- Born: 1786 Brody, Habsburg monarchy
- Died: 1851 (aged 64–65)

= Mordecai Leib Bisliches =

Austrian rabbinic scholar (1786–1851)

Mordecai Leib Bisliches (מרדכי ליב בן משה ביסליכיס; 1786–1851) was an Austrian bibliophile and rabbinic scholar.

Bisliches was born in Brody at the end of the eighteenth century. He was married at the age of thirteen, ultimately divorced his wife, and, after the death of his children, went to Paris. There he was very prosperous in business, devoting his leisure to the study and publication of Hebrew manuscripts in the Paris Library. Later he went to Holland and Italy, where he collected a number of Hebrew manuscripts. Returning to his birthplace, he prepared for publication a number of works with the aid of his brother Ephraim.

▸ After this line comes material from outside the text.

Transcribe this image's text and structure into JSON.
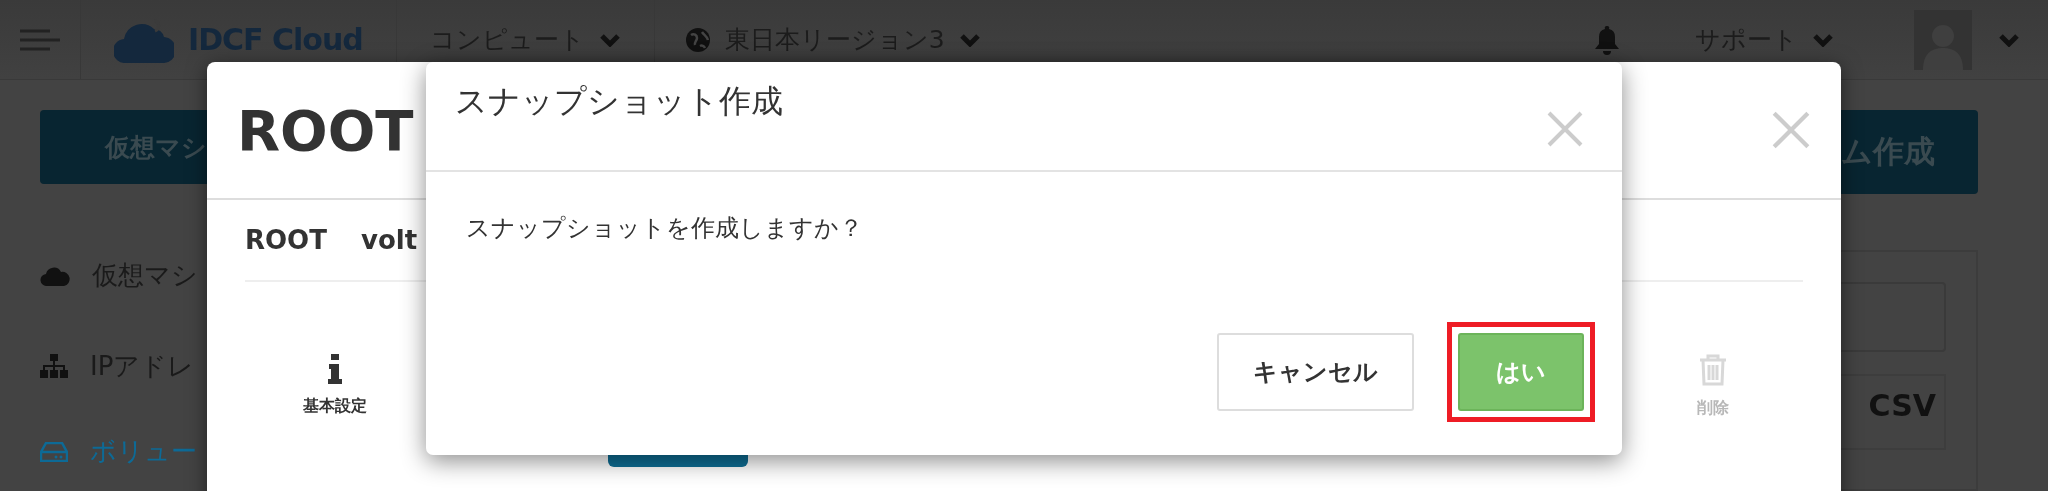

In 1846 Bisliches and Salomon Gottlieb Stern sold 111 manuscripts in 102 volumes to the Archduchess Marie Louise of Parma, which were added to the De Rossi Collection in the Biblioteca Palatina.

==Publications==
- Abravanel, Isaac ben Judah (1828). "Yeshu'ot Meshiḥo"
- Palquera, Shem-Tov (1835). "Sefer ha-Nefesh"
- Palquera, Shem-Tov (1837). "Moreh ha-Moreh"
- Tibbon, Samuel ben Judah (1837). "Ma'amar Yikkavu ha-Mayim"
- Naḥmanides, Moses (1837). "Otzar Neḥmad" Ḥiddushim on Shabbat.
- Abba Mari ben Moses of Lunel (1838). "Minḥat Ḳena'ot"
- Ibn Ezra, Abraham (1838). "Sefat Yeter" Edited with preface by Meïr Letteris.
- "Ha-Palit" (1850) Catalogue of eighty valuable Hebrew manuscripts in the possession of Bisliches (described by L. Zunz, with additional critical remarks by Senior Sachs).